SALON DE
LECTURE - MAI 2016
Poèmes
en regard :
Silvia MAJERSKA & Alena MEAS
Silvia MAJERSKA
(Alena Meas,
Résonances V. "eau vive" 2014, huile sur toile)
Vent
Personne
ne s’intéresse
À ce que ressent le vent
Sauf peut-être
Les marins avec leurs voiles
Enflées comme des sous-vetêments féminins
Il se peut finalement
Que ma peur aussi
Servira un jour
À quelque chose
Bouches
Si
j’avais deux bouches
Je parlerais peut-être une langue à trois dimensions
Peut-être que je saurais prédire l’avenir
Ou lire dans tes pensées
Et même calculer à haute voix
L’écart entre un carré et un cube
De Pandore
Pression
Les
nouveau-nés augmentent la température du monde
Même les pleurs sont plus chauds que les livres
Mais la somme des mots écrits n’est plus négligeable
Depuis l’invention de l’écriture
D’autant plus que l’on n’écrit pas tous les mots
À la même vitesse et avec la même pression
Sagesse
Le
squelette, mon frère intérieur, est parmi tous mes
frères le plus sage
Il a compris que nous vivons tous sous un seul toit
Et même les maisons mitoyennes dans notre rue ne l’ont pas
dérouté
Air
Même
si on pouvait respirer dans le vide, on ne pourrait certainement pas
voler, ni même parler.
On se croit intelligent, et pourtant on doit tout à l'air, cette
chose invisible et impalpable sans odeur et sans goût qui se
répand à travers le bleu de l’œil céleste comme
une sorte d’immémorial internet du monde.
&
...et Alena MEAS
Alena
Meas, La mer, monotype 2015 (extrait)
Où vont-ils; ces
bateaux
Où vont-ils, ces bateaux amarrés sur
les quais,
Où vont-ils par la nuit ?
A peine, dans la pluie, se tiennent sur les vagues
Noires, plus noires que les sillons que l’éclipse
Engendre dans nos songes.
Où vont-ils, ces coques fêlées, raides carcasses,
Nos navires assassinés,
Où vont-ils, seuls, sur les flots fortuits de la nuit
Par ce temps belliqueux ?
Casse l’os
Casse
l’os pour en extirper la lumière
Tes os ton minerai en gisement
Debout
Ne t’incline pas devant ton devoir
De puiser dans la lueur de ta moelle !
La neige
La neige
est tombée toute la nuit
Dans notre lit, sur nos corps, sur la progéniture.
Elle est froide dans mes mains
Qui creusent et gèlent sans répit.
A l’aube, je ne trouve que tes os,
Blanc et froids comme elle.
*
La neige séparée du sol ne se soucie pas de
l’éternité.
*
Rage de la neige, colère des dieux enfouis.
Toujours la même inconstance.

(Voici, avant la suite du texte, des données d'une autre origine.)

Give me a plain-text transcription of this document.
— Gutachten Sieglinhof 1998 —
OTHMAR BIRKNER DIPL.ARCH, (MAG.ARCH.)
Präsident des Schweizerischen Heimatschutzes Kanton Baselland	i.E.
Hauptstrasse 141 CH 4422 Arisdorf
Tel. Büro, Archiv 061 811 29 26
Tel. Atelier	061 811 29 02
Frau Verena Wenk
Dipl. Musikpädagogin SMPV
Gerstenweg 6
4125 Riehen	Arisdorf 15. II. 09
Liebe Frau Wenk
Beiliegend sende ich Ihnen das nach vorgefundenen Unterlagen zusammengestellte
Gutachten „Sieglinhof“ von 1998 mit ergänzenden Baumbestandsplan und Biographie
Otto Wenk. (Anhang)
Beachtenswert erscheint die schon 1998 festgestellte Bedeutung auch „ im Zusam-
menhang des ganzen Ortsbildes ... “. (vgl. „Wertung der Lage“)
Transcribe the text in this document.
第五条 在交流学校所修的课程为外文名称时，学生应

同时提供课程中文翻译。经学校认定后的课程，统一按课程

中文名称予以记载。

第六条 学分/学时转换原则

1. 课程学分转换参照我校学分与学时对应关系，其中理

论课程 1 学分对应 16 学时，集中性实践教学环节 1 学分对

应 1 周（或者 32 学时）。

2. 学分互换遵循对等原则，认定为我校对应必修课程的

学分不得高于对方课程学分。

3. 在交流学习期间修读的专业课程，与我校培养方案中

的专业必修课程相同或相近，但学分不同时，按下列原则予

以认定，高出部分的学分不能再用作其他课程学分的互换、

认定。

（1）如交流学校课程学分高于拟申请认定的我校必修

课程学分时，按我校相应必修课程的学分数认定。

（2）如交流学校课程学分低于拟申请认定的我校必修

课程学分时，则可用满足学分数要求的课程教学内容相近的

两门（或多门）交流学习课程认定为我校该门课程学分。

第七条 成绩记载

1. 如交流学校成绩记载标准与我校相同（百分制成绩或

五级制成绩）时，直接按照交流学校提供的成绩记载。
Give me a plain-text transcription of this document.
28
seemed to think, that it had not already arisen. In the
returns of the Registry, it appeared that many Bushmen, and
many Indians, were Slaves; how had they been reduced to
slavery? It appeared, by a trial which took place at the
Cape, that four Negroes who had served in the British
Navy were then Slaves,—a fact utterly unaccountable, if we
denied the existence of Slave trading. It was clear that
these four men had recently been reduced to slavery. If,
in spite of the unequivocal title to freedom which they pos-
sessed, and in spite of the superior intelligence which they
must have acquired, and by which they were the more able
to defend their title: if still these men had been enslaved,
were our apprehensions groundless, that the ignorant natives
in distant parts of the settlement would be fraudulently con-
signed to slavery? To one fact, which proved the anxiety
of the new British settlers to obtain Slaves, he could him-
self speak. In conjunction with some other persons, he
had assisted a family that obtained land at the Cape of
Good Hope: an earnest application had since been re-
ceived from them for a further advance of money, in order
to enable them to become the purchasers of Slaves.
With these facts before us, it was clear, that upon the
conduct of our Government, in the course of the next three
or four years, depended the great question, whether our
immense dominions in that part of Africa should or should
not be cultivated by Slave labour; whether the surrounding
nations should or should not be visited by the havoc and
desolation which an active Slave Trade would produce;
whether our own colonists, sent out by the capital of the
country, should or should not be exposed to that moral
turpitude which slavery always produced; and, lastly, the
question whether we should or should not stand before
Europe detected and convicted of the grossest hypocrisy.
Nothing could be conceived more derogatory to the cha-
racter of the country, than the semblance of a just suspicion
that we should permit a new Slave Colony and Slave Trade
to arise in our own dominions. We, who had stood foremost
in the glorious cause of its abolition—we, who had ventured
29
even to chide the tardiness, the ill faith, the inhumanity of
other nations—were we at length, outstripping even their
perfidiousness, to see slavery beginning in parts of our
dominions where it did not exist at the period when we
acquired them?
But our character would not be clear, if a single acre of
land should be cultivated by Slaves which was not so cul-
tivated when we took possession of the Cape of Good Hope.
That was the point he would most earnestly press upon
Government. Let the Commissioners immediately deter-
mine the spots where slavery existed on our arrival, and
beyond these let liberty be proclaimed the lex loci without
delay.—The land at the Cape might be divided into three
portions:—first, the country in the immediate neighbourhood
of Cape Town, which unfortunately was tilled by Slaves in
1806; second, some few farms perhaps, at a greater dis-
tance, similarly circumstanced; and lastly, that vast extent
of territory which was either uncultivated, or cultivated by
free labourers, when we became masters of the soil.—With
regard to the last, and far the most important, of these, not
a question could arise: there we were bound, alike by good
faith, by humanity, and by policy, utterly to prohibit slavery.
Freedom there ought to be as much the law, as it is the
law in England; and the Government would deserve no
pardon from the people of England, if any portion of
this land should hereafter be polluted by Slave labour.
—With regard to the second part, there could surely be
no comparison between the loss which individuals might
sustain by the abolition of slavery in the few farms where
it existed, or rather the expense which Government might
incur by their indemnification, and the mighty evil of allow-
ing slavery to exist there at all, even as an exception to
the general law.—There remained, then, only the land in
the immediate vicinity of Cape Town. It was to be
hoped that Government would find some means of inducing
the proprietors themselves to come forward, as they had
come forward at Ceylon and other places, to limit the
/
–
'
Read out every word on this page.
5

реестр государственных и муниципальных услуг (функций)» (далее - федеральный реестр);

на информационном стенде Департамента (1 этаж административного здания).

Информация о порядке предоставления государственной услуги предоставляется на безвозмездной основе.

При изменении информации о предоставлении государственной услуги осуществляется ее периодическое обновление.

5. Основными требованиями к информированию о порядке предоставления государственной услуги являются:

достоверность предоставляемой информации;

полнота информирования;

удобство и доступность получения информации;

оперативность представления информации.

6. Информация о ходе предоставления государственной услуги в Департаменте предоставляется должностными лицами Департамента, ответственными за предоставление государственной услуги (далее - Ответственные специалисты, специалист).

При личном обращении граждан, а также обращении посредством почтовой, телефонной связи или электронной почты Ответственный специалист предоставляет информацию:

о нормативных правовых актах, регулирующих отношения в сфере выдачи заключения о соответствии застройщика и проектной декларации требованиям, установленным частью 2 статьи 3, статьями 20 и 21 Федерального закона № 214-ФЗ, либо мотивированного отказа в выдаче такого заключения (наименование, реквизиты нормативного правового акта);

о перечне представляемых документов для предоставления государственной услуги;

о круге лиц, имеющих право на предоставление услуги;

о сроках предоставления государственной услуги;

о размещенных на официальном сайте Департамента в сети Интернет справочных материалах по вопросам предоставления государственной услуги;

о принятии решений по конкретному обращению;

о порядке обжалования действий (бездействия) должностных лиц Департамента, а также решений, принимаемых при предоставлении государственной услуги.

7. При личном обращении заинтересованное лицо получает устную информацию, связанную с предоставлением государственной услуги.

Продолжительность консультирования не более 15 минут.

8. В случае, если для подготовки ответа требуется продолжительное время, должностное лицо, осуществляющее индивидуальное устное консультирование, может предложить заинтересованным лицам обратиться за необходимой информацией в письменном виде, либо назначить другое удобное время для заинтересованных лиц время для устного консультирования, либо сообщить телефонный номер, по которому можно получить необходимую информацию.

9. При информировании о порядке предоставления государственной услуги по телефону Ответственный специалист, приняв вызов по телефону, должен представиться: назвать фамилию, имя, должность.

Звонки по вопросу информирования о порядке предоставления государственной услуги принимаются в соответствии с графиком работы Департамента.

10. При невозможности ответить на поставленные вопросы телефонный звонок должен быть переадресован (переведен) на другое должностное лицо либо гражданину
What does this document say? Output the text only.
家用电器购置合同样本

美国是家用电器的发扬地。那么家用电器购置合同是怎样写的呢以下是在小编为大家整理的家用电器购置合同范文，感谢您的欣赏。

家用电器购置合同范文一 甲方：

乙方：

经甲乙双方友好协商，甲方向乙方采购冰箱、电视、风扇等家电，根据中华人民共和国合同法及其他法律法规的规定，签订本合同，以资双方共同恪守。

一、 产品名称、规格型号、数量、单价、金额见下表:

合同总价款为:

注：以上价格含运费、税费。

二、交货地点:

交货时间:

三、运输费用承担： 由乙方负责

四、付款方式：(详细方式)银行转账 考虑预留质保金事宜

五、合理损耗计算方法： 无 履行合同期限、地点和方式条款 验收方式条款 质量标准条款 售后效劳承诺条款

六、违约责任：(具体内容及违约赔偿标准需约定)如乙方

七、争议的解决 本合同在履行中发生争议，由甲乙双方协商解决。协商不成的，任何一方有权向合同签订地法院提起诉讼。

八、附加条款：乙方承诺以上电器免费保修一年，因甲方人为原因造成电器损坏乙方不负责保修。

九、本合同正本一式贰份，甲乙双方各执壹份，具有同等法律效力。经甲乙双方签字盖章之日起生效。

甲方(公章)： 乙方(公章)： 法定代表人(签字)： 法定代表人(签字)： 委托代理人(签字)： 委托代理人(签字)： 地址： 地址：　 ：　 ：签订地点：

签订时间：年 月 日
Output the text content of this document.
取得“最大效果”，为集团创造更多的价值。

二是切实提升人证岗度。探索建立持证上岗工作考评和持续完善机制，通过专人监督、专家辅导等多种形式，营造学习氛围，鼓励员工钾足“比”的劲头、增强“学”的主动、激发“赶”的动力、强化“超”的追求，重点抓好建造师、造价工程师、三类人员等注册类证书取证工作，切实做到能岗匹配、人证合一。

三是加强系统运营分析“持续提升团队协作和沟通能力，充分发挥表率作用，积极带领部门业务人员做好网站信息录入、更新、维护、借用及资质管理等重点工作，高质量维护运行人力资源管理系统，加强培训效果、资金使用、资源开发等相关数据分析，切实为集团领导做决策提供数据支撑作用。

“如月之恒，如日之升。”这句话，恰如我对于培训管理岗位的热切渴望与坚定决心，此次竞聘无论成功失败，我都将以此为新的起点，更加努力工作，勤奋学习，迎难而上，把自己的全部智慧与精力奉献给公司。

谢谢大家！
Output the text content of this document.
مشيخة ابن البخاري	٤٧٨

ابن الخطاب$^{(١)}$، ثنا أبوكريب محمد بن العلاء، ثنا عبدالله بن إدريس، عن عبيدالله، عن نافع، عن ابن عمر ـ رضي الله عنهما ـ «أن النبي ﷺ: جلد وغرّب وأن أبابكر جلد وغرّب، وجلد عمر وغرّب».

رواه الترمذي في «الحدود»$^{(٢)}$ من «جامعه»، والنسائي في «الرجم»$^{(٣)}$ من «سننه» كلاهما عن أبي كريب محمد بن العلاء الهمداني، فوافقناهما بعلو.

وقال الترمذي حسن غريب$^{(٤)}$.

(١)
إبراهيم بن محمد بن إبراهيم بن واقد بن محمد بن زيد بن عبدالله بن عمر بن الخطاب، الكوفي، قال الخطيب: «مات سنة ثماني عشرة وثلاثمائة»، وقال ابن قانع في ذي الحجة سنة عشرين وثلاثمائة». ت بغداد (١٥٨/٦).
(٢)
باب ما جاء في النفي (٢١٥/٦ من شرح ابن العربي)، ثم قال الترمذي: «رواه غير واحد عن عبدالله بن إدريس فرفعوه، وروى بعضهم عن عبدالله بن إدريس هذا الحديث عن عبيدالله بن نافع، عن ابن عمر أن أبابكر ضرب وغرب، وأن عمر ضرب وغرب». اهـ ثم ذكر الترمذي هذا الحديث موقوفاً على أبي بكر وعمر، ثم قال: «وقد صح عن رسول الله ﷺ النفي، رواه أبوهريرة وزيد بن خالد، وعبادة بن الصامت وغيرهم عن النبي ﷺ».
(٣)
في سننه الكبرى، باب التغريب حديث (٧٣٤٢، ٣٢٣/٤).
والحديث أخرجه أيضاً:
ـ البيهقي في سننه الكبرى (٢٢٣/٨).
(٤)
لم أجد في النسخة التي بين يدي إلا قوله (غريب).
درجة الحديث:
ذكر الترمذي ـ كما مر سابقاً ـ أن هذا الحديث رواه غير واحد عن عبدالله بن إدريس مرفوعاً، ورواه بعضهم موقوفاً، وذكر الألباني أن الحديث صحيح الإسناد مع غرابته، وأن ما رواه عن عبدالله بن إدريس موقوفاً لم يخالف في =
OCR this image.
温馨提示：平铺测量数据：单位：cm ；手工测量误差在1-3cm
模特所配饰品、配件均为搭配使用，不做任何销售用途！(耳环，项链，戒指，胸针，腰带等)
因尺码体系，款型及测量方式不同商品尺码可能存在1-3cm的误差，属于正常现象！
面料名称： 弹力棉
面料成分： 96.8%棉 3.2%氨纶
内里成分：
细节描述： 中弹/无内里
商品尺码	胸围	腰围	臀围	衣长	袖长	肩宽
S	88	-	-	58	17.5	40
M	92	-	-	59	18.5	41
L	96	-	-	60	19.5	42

L’accroissement de l’entropie.
L’oreille malade
L’oreille
malade ne sait pas
Où se tourner pour retrouver ses sons.
Comme toi, elle désire
L’entente, l’harmonie,
Ne pas avoir mal.
Comme toi, elle se fourvoie dans le bruit.
A l’insu de l’ouïe, ses sons la suivent
Des tintements familiers, jusqu’à ce que
Soudain, elle s’arrête sur le seuil.
Au-delà, nul son ne se déverse dans son tampon souffrant,
A genoux, elle prit pour le secret de la surdité.
(Extraits
du recueil inédit Cahier pour Sylvia)
Née
en 1984 en Slovaquie, Silvia Majerska a soutenu une
thèse en sémiotique sur le langage figuré à
la Sorbonne et à l'Université Comenius de Bratislava.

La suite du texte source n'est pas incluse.